Getting caldav to work on your internal network is a good first step.
Not being able to access it from the outside can have many different reasons.

Without knowing more about your setup and your exact problem, I suggest that you look if your router has Port forwarding enabled for the required caldav-port and verify that you access your internal network via the correct IP-address, that is assigned by your Internet-provider.

Maybe the Port forwarding or the DynDNS sections of my post can help you identify why you can not access it from the outside.

I have not tested the DAVx app, because I use the built-in card-/caldav functionality of /e/.


#7

I shall check the portforwarding bit, thank you for that. I did not know that eelo has built in caldav? Is that built in the calendar? Because I could not find it anywhere.


#8

You can access CalDAV/CardDAV data of any Nextcloud Server in the settings:
Settings -> Accounts -> Add Account -> WebDAV -> “Login with URL and user name”.
I have tested this functionality only with Nextcloud servers, but not with Synology NAS, so I can not tell, if that will work.


#9

Ah yes I found it.

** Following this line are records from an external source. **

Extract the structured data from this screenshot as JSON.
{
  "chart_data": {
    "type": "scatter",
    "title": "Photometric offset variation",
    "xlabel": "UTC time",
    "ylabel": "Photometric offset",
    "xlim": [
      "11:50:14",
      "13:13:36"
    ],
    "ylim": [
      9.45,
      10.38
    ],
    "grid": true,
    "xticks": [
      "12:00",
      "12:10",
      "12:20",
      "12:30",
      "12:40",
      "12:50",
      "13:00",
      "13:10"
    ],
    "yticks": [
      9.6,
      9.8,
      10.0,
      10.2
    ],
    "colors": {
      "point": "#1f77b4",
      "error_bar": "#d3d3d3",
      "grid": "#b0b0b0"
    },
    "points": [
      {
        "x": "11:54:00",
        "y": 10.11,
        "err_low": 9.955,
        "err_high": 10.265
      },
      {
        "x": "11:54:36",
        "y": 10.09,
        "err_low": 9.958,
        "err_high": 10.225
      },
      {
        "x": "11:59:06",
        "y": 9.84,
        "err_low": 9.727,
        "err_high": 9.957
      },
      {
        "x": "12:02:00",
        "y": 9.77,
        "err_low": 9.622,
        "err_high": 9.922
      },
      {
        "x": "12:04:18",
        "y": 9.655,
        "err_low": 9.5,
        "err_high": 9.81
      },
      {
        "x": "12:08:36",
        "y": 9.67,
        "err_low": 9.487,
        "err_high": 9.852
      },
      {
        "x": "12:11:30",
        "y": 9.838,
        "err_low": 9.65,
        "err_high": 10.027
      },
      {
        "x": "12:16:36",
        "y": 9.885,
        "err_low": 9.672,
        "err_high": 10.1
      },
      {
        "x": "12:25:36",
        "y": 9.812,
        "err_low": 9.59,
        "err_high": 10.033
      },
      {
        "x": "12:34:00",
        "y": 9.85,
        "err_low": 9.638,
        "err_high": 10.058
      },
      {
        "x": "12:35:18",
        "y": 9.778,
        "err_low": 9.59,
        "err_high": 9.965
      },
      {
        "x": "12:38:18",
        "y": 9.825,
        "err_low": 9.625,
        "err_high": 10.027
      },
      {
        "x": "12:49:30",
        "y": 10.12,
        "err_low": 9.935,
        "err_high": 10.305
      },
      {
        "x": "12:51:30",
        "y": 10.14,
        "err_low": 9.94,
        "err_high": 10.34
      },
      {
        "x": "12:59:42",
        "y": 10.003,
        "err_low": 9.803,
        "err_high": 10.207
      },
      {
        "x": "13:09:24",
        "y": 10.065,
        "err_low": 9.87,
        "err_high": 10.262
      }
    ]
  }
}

If it works I’m gonna drop the davx app. Thanx for the help.


#10

Best thing ever Done… Best of luck :black_flag:


#11

BTW is a raspberry pi a good computer to use as a server? if so could someone give me an amazon link for a good model?
Thanks so much :+1:


#12

If the server is just for you yes, if you want ten people connected at the same time maybe not.
Here is the last Raspberry Pi, I bought three of them.
You just have to search for others things you need in order to create your little server.


#13

:joy::ok_hand:Thank you @Anonyme!!


#14

In addition to what Anonyme said, that model has only 1GB of RAM.
Keep in mind that each service (Nextcloud, Mailserver, …), that you want to run on your server, needs RAM and hosting too many services will result in noticeable slowdown or instabilities. But for getting started with a small system it looks like a viable choice.


#15

Yes in order to run multiple services (and make it a little scalable), a cluster can be done with Docker and a few raspberry pi. (My knowledges stop here)


#16

Ok thank you! is there a Pi with more RAM?


#17

Wikipedia has a comparison-page (including Device-specifications) of single-board computers: https://en.wikipedia.org/wiki/Comparison_of_single-board_computers
You should be able to find an answer to your question there.
Otherwise have a look at the Raspberry-Pi website.


#18

So @Markus, what operating system did you go with in the end?


#19

I went with https://www.debian.org/ but this is a matter of choice. Use one you feel confident with and which satisfies your requirements about security aspects.


#20

Ok. So it doesn’t matter what version as long as it’s debian-based? that is, you could still install the server software?